Not sure if this helps but I got stuck forever trying to get Nvidia docker to run inside a non-privileged lxc, the fix for me was to change set “no-cgroups = true” in the Nvidia docker config file. /etc/nvidia-container-runtime/config.toml
I’m not sure why this information is so hard to find online but hope it helps.
1 Like
I tried it, but it didn’t work. so sad
Well I’m stumped, I built a brand new lxc container to make sure it worked for me could you share your /etc/nvidia-container-runtime/config.toml and lxc config so I can see if there are any obvious differences.
lxd version is 5.15
docker version
Client: Docker Engine - Community
Version: 24.0.5
API version: 1.43
Go version: go1.20.6
Git commit: ced0996
Built: Fri Jul 21 20:35:18 2023
OS/Arch: linux/amd64
Context: default
Server: Docker Engine - Community
Engine:
Version: 24.0.5
API version: 1.43 (minimum version 1.12)
Go version: go1.20.6
Git commit: a61e2b4
Built: Fri Jul 21 20:35:18 2023
OS/Arch: linux/amd64
Experimental: false
containerd:
Version: 1.6.21
GitCommit: 3dce8eb055cbb6872793272b4f20ed16117344f8
runc:
Version: 1.1.7
GitCommit: v1.1.7-0-g860f061
docker-init:
Version: 0.19.0
GitCommit: de40ad0
/etc/nvidia-container-runtime/config.toml
disable-require = false
#swarm-resource = "DOCKER_RESOURCE_GPU"
#accept-nvidia-visible-devices-envvar-when-unprivileged = true
#accept-nvidia-visible-devices-as-volume-mounts = false
[nvidia-container-cli]
#root = "/run/nvidia/driver"
#path = "/usr/bin/nvidia-container-cli"
environment = []
#debug = "/var/log/nvidia-container-toolkit.log"

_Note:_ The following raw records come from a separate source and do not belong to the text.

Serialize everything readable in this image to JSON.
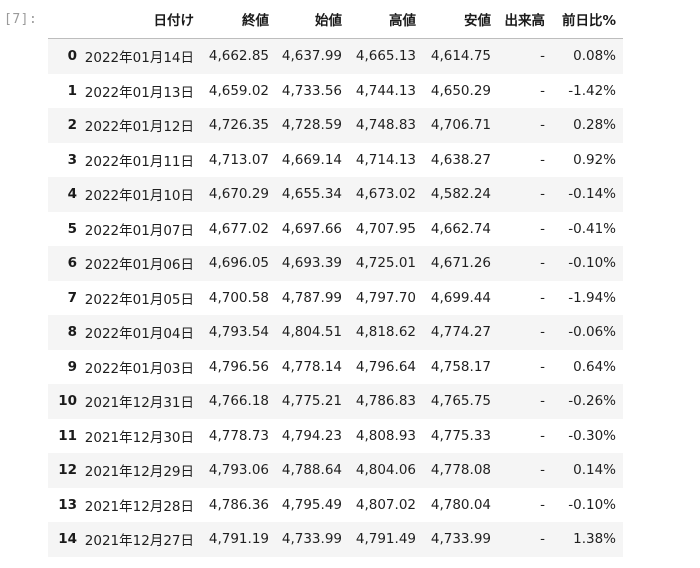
{
  "cell": {
    "prompt": "[7]:"
  },
  "table": {
    "columns": [
      "",
      "日付け",
      "終値",
      "始値",
      "高値",
      "安値",
      "出来高",
      "前日比%"
    ],
    "rows": [
      {
        "index": "0",
        "date": "2022年01月14日",
        "close": "4,662.85",
        "open": "4,637.99",
        "high": "4,665.13",
        "low": "4,614.75",
        "volume": "-",
        "change": "0.08%"
      },
      {
        "index": "1",
        "date": "2022年01月13日",
        "close": "4,659.02",
        "open": "4,733.56",
        "high": "4,744.13",
        "low": "4,650.29",
        "volume": "-",
        "change": "-1.42%"
      },
      {
        "index": "2",
        "date": "2022年01月12日",
        "close": "4,726.35",
        "open": "4,728.59",
        "high": "4,748.83",
        "low": "4,706.71",
        "volume": "-",
        "change": "0.28%"
      },
      {
        "index": "3",
        "date": "2022年01月11日",
        "close": "4,713.07",
        "open": "4,669.14",
        "high": "4,714.13",
        "low": "4,638.27",
        "volume": "-",
        "change": "0.92%"
      },
      {
        "index": "4",
        "date": "2022年01月10日",
        "close": "4,670.29",
        "open": "4,655.34",
        "high": "4,673.02",
        "low": "4,582.24",
        "volume": "-",
        "change": "-0.14%"
      },
      {
        "index": "5",
        "date": "2022年01月07日",
        "close": "4,677.02",
        "open": "4,697.66",
        "high": "4,707.95",
        "low": "4,662.74",
        "volume": "-",
        "change": "-0.41%"
      },
      {
        "index": "6",
        "date": "2022年01月06日",
        "close": "4,696.05",
        "open": "4,693.39",
        "high": "4,725.01",
        "low": "4,671.26",
        "volume": "-",
        "change": "-0.10%"
      },
      {
        "index": "7",
        "date": "2022年01月05日",
        "close": "4,700.58",
        "open": "4,787.99",
        "high": "4,797.70",
        "low": "4,699.44",
        "volume": "-",
        "change": "-1.94%"
      },
      {
        "index": "8",
        "date": "2022年01月04日",
        "close": "4,793.54",
        "open": "4,804.51",
        "high": "4,818.62",
        "low": "4,774.27",
        "volume": "-",
        "change": "-0.06%"
      },
      {
        "index": "9",
        "date": "2022年01月03日",
        "close": "4,796.56",
        "open": "4,778.14",
        "high": "4,796.64",
        "low": "4,758.17",
        "volume": "-",
        "change": "0.64%"
      },
      {
        "index": "10",
        "date": "2021年12月31日",
        "close": "4,766.18",
        "open": "4,775.21",
        "high": "4,786.83",
        "low": "4,765.75",
        "volume": "-",
        "change": "-0.26%"
      },
      {
        "index": "11",
        "date": "2021年12月30日",
        "close": "4,778.73",
        "open": "4,794.23",
        "high": "4,808.93",
        "low": "4,775.33",
        "volume": "-",
        "change": "-0.30%"
      },
      {
        "index": "12",
        "date": "2021年12月29日",
        "close": "4,793.06",
        "open": "4,788.64",
        "high": "4,804.06",
        "low": "4,778.08",
        "volume": "-",
        "change": "0.14%"
      },
      {
        "index": "13",
        "date": "2021年12月28日",
        "close": "4,786.36",
        "open": "4,795.49",
        "high": "4,807.02",
        "low": "4,780.04",
        "volume": "-",
        "change": "-0.10%"
      },
      {
        "index": "14",
        "date": "2021年12月27日",
        "close": "4,791.19",
        "open": "4,733.99",
        "high": "4,791.49",
        "low": "4,733.99",
        "volume": "-",
        "change": "1.38%"
      }
    ]
  }
}
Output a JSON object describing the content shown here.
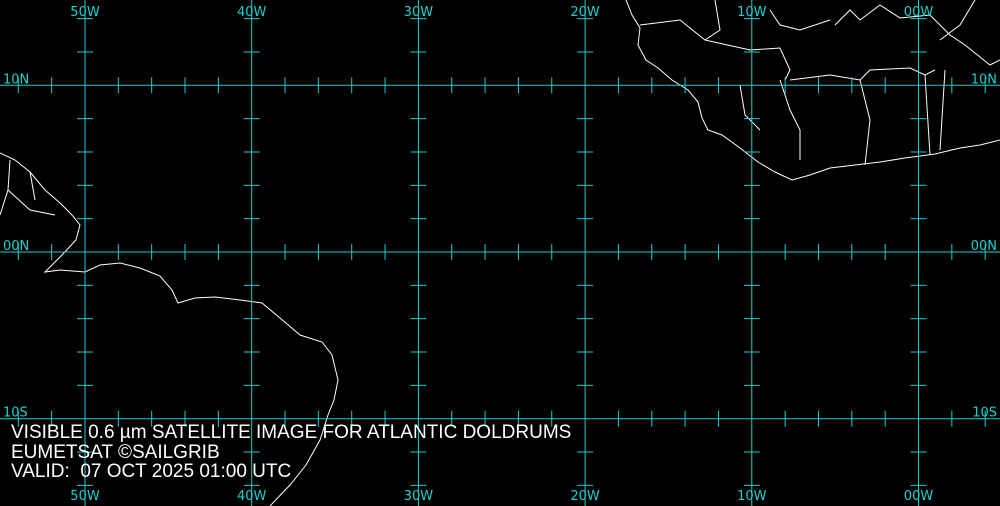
{
  "map": {
    "colors": {
      "background": "#000000",
      "grid": "#19d0d0",
      "coast": "#ffffff"
    },
    "longitudes": [
      {
        "value": -50,
        "label": "50W"
      },
      {
        "value": -40,
        "label": "40W"
      },
      {
        "value": -30,
        "label": "30W"
      },
      {
        "value": -20,
        "label": "20W"
      },
      {
        "value": -10,
        "label": "10W"
      },
      {
        "value": 0,
        "label": "00W"
      }
    ],
    "latitudes": [
      {
        "value": 10,
        "label": "10N"
      },
      {
        "value": 0,
        "label": "00N"
      },
      {
        "value": -10,
        "label": "10S"
      }
    ],
    "tick_interval_deg": 2
  },
  "caption": {
    "line1": "VISIBLE 0.6 µm SATELLITE IMAGE FOR ATLANTIC DOLDRUMS",
    "line2": "EUMETSAT ©SAILGRIB",
    "line3": "VALID:  07 OCT 2025 01:00 UTC"
  }
}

#ldcache = "/etc/ld.so.cache"
load-kmods = true
no-cgroups = true
#user = "root:video"
ldconfig = "@/sbin/ldconfig.real"
[nvidia-container-runtime]
#debug = "/var/log/nvidia-container-runtime.log"
log-level = "info"
# Specify the runtimes to consider. This list is processed in order and the PATH
# searched for matching executables unless the entry is an absolute path.
runtimes = [
"docker-runc",
"runc",
]
mode = "auto"
[nvidia-container-runtime.modes.csv]
mount-spec-path = "/etc/nvidia-container-runtime/host-files-for-container.d"
config:
boot.autostart: "true"
nvidia.runtime: "true"
security.nesting: "true"
description: Default LXD profile
devices:
eth0:
name: eth0
network: lxdbr0
type: nic
gpu:
type: gpu
now error is
docker: Error response from daemon: failed to create task for container: failed to create shim task: OCI runtime create failed: runc create failed: unable to start container process: error during container init: error running hook #0:
error running hook: exit status 1, stdout: , stderr: Auto-detected mode as ‘legacy’ nvidia-container-cli: mount error: stat failed: /proc/driver/nvidia/gpus/0000:04:00.0: no such file or directory: unknown.
And nvidia-smi
is normal in lxc and host.
itzsimpl
(Iztok Lebar Bajec)
August 7, 2023, 1:04pm
9
I solved the issue by installing Podman which supports the CDI interface, as per Can rootless and rooted both docker use GPU without changing no-cgroups? · Issue #85 · NVIDIA/nvidia-container-toolkit · GitHub so should Docker in release 25.
By also installing the docker-compose-plugin
and setting the DOCKER_HOST variable to
export DOCKER_HOST=unix://$XDG_RUNTIME_DIR/podman/podman.sock
as per https://github.com/containers/podman/blob/main/docs/tutorials/socket_activation.md , one can use podman commands and docker compose commands (backed by podman).
Running a Podman command the GPUs will get mounted in the nested container as they should.
$ podman run --rm --device=nvidia.com/gpu=all ubuntu nvidia-smi -L
GPU 0: Quadro RTX 6000 (UUID: GPU-a155687d-84cf-fa3b-c8dd-63861c195f9d)
Sadly when using the standard approach to enable a GPU in docker-compose.yml
they still don’t get passed through.